The group said the ministry gave some bizarre reasons, including urgency, major threat to national security and deployment of the buses as the reasons for solely awarding the contract to Smarttys.

Branding Policy
According to OccupyGhana, it did not make sense for the ministry to hold that the buses had been purchased under a social intervention programme and the colour code which had been selected for the buses was not consistent with the current branding policy of the ministry.

Surcharging Importer
“Why would the ministry with a branding policy on colours order buses in allegedly wrong colours and then use almost $1m of our monies just to change their colours? Why was the person who ordered the buses in allegedly the wrong colours not surcharged with the cost of simply re-spraying them?

“And when have Ghanaians been bothered about the colour in which a bus is sprayed? What was the original colour and what made that colour so repugnant that more of our monies had to be spent to change it? And how do you change the colours by putting the faces of the president and former leaders on them?” OccupyGhana queried.

Childish Lie
The group described the ‘urgency reason’ as “childish, empty, vacuous, corrupt and silly lie that the PPA should have seen through, unless, the PPA, in spite of the good intentions that led to its establishment, has at best become a pliable and malleable tool in the hands of political actors, or at worst, an active participant in corrupt transactions.”

No Security Threat
On the issue of ‘major threat to national security’, OccupyGhana said it was a palpable lie because the buses had already been branded in May for early release and as at the date of writing to the PPA on July 28, “there was absolutely no threat (real or perceived) to the security of the nation.

OccupyGhana posited, “The only reason why the buses had not been released for operations to begin was that the branding had been done illegally: Smarttys had not been paid, the MOT was now seeking to use illegal means to cover its tracks, and PPA had to prove itself a mere rubber stamp so that Smarttys would get paid,” saying, “but dates don't lie.”
Pre-Arrangement
The group asked, “And did the PPA cross-check this fatuous lie with National Security? Note, once again, that the PPA approved of the sole-sourcing within 24 hours of receiving this letter. Everything appears to have been pre-arranged.”

On the reason for the deployment of the buses, OccupyGhana said the ministry had insisted, “Smarttys and Smarttys alone had to do the branding because the ministry wanted to ‘deploy the buses by the end of August 31, 2015.’

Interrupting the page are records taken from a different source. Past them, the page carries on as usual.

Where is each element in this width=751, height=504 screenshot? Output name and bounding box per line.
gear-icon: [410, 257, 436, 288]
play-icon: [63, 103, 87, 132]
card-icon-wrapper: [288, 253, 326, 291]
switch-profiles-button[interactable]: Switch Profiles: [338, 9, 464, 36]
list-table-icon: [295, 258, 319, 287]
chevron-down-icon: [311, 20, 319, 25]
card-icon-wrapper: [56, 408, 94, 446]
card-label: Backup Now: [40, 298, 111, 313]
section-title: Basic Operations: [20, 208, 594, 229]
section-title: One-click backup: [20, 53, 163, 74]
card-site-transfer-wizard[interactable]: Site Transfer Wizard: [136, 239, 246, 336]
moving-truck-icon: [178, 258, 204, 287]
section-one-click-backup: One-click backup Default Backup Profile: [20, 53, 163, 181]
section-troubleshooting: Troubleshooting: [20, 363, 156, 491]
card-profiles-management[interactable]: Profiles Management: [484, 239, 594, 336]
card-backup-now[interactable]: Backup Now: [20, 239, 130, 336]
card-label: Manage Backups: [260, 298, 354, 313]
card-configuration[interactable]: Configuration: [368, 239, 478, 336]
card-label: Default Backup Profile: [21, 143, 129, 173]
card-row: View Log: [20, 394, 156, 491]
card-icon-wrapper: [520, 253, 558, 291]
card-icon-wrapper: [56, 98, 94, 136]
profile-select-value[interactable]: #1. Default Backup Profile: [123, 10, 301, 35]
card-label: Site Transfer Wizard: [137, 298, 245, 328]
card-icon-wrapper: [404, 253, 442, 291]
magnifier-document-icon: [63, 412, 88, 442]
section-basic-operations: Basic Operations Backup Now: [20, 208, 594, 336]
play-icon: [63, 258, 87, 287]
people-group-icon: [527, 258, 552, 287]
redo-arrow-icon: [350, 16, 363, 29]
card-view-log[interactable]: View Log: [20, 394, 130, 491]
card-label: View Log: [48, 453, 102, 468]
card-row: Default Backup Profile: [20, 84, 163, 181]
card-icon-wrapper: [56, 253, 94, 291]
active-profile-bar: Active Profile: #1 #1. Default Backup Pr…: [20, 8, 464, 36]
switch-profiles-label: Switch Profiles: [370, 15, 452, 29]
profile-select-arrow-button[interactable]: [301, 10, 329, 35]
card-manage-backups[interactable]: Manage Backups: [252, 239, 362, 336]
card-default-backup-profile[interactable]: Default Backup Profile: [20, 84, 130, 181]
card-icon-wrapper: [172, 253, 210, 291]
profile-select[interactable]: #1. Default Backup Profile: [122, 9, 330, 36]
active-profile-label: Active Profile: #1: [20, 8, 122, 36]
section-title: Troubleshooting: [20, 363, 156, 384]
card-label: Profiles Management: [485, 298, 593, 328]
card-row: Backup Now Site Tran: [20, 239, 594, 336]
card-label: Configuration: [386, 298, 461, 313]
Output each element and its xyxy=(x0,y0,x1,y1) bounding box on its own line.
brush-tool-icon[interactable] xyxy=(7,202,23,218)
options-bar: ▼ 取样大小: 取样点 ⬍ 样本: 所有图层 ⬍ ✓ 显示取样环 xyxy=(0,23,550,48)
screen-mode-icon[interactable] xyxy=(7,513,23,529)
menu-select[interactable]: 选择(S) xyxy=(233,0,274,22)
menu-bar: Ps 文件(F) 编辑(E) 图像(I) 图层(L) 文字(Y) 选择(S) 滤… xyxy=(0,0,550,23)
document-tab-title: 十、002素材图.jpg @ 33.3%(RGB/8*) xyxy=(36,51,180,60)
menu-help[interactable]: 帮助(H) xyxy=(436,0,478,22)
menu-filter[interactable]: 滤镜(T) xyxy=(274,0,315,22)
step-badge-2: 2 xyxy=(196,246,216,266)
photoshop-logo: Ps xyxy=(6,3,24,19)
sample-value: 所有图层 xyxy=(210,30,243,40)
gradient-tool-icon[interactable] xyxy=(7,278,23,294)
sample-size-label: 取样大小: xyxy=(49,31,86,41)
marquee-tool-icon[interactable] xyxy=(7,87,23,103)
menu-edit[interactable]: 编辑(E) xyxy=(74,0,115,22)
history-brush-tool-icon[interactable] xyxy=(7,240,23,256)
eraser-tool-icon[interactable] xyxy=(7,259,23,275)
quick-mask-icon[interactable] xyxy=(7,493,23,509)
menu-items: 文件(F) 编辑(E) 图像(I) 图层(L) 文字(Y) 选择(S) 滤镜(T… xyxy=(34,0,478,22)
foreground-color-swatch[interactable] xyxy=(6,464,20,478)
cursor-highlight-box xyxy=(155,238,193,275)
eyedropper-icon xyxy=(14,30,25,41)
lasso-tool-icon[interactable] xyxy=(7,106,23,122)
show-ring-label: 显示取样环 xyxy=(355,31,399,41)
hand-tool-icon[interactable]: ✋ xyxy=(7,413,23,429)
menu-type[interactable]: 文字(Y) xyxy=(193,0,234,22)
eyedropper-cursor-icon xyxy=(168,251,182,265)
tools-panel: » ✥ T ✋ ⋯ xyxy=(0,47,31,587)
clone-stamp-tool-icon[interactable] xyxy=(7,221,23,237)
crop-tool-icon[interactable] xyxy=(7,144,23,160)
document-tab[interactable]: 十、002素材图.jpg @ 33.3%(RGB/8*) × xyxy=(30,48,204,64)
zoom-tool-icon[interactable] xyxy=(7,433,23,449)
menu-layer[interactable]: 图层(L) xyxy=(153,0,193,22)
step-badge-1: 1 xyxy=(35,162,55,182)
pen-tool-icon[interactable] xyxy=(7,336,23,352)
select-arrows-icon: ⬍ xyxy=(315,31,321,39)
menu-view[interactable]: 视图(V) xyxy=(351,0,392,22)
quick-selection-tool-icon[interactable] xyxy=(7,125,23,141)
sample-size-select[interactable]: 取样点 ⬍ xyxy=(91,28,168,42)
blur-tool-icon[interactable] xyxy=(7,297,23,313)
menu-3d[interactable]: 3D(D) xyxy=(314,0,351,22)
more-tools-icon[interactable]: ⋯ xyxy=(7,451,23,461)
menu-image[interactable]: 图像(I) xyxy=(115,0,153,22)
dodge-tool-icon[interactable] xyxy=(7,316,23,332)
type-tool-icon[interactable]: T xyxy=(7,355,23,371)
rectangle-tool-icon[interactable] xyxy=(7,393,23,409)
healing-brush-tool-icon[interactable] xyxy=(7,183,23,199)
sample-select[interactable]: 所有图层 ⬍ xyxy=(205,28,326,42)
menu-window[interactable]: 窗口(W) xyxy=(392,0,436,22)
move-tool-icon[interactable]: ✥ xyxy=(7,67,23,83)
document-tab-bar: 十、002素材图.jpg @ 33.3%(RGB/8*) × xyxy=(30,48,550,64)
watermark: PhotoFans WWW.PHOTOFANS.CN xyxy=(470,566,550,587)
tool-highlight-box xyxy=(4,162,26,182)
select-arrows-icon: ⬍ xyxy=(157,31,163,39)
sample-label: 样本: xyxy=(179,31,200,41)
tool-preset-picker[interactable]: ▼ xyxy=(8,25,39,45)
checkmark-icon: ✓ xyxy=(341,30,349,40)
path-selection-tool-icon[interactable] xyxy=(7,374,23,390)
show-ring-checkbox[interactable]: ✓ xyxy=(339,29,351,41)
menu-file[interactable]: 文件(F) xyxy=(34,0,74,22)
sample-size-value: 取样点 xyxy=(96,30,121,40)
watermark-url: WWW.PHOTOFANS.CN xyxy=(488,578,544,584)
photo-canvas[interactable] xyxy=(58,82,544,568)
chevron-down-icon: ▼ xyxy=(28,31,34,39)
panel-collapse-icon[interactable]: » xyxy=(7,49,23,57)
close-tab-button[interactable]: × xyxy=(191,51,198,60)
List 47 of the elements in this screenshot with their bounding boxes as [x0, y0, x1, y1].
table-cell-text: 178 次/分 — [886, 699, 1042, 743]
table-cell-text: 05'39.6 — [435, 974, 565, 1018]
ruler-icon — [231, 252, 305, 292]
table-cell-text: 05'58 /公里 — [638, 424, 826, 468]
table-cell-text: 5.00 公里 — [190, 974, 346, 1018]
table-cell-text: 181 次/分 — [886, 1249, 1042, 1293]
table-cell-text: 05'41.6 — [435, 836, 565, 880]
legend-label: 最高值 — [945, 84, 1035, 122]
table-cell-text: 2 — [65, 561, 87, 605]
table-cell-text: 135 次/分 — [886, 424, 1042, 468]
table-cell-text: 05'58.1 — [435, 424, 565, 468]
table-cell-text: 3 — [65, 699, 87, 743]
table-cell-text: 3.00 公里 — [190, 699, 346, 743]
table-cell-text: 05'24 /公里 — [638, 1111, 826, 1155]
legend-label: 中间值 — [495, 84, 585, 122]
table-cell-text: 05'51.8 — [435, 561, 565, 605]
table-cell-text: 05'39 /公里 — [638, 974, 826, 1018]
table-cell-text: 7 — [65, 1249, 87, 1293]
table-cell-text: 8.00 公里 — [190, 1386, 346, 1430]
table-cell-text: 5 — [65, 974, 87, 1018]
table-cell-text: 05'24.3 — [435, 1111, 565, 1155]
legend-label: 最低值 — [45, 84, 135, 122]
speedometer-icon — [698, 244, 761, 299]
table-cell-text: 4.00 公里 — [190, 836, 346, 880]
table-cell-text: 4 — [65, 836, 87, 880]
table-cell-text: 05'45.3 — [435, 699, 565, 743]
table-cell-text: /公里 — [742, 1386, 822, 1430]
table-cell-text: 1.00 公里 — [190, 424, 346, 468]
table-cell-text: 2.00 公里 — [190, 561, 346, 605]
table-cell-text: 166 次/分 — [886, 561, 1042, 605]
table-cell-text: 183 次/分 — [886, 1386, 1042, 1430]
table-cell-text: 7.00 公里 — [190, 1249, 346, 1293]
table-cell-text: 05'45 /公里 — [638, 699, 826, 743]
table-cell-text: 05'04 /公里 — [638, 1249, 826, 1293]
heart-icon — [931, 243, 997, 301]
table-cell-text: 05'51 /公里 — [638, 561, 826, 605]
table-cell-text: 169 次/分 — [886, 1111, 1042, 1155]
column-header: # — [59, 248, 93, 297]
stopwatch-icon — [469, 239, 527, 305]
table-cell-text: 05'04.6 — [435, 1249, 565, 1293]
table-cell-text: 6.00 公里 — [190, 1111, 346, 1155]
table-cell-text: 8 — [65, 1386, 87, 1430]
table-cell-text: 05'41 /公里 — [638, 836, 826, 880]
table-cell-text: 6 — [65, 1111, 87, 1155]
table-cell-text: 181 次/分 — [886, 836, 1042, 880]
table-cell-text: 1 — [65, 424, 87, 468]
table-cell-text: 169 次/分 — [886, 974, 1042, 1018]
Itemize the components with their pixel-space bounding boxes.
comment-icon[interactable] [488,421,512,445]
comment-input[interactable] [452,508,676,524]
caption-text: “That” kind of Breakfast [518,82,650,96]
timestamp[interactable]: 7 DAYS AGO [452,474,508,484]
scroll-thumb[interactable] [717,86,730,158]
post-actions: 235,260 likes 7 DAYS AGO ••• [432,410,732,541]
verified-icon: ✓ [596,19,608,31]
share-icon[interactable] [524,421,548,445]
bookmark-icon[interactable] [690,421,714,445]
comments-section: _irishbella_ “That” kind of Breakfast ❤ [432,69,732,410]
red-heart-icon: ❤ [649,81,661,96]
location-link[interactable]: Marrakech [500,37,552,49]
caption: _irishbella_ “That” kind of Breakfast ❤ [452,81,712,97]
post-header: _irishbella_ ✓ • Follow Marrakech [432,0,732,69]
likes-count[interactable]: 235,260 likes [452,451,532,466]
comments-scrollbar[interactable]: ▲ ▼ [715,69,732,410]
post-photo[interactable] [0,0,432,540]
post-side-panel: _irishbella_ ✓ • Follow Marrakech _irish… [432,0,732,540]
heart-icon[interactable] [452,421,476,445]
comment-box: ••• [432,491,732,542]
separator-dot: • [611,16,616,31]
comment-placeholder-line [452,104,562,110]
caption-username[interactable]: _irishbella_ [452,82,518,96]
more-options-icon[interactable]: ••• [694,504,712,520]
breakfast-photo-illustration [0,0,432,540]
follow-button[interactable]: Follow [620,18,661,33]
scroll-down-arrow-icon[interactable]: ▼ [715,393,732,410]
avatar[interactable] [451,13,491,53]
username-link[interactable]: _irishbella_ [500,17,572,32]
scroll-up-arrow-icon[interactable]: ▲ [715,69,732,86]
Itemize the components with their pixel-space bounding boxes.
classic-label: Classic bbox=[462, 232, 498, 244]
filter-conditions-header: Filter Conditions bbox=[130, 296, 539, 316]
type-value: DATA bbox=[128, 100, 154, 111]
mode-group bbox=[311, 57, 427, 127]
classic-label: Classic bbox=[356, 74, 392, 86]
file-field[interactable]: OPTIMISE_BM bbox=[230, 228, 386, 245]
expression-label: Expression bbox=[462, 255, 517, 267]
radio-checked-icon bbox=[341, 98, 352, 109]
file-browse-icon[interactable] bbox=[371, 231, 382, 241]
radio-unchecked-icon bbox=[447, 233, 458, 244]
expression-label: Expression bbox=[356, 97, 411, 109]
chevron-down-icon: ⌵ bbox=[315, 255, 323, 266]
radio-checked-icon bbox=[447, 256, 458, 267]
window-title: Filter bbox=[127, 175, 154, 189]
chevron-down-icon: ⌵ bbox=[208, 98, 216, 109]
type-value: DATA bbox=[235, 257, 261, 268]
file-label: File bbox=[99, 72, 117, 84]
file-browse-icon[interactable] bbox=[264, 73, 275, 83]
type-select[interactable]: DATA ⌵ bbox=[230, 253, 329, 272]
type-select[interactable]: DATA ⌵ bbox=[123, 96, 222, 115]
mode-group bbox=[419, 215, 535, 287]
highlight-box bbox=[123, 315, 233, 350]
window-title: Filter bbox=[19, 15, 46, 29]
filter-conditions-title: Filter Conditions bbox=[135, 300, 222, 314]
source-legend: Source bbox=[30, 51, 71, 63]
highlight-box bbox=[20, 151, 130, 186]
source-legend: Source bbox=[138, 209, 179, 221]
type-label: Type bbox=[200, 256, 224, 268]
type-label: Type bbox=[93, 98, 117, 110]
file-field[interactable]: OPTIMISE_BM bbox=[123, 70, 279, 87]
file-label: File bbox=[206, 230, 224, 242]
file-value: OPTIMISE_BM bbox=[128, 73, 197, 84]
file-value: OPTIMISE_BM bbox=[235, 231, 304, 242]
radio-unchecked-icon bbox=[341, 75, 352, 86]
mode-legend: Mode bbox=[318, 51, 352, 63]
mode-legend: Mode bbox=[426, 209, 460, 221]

“The truth, however, is that the buses had already been branded. There was, therefore, no other let or hindrance to deploying the buses even as at 28th July, 2015 when this letter was written for PPA approval.”

Heat On PPA
The group did not spare the PPA which approved the strange deal, saying that if the agency had been diligent, it would have realised that “the buses had already been branded; that for which approval was now being sought, had been done.

“Let us be charitable and assume that the PPA indeed verified the claim; what did they see that led to them granting the sole-sourcing approval within 24 hours?”

Fallouts From The Deal
The GH¢3.6 million, being the cost of the rebranding to the taxpayer, set tongues wagging last year, leading to the resignation of Dzifa Attivor as Minister for Transport.

The government later said it had ordered Smarttys to refund about GH¢1.5 million, being the excess amount on the branding cost, which the company claimed it had since refunded.

Mrs Attivor caused public outrage when she recently asked Voltarians to retain the NDC in government because she feared that if the NPP won the November elections, she and other sitting ministers from the region would be jailed.

She said specifically that during the reign of the NPP, it jailed appointees who were from the Volta Region and that it could repeat it if it won the impending elections.

Her political opponents have interpreted her ethnic outburst to mean an admission of guilt in the manner in which she awarded contracts during her tenure at the ministry.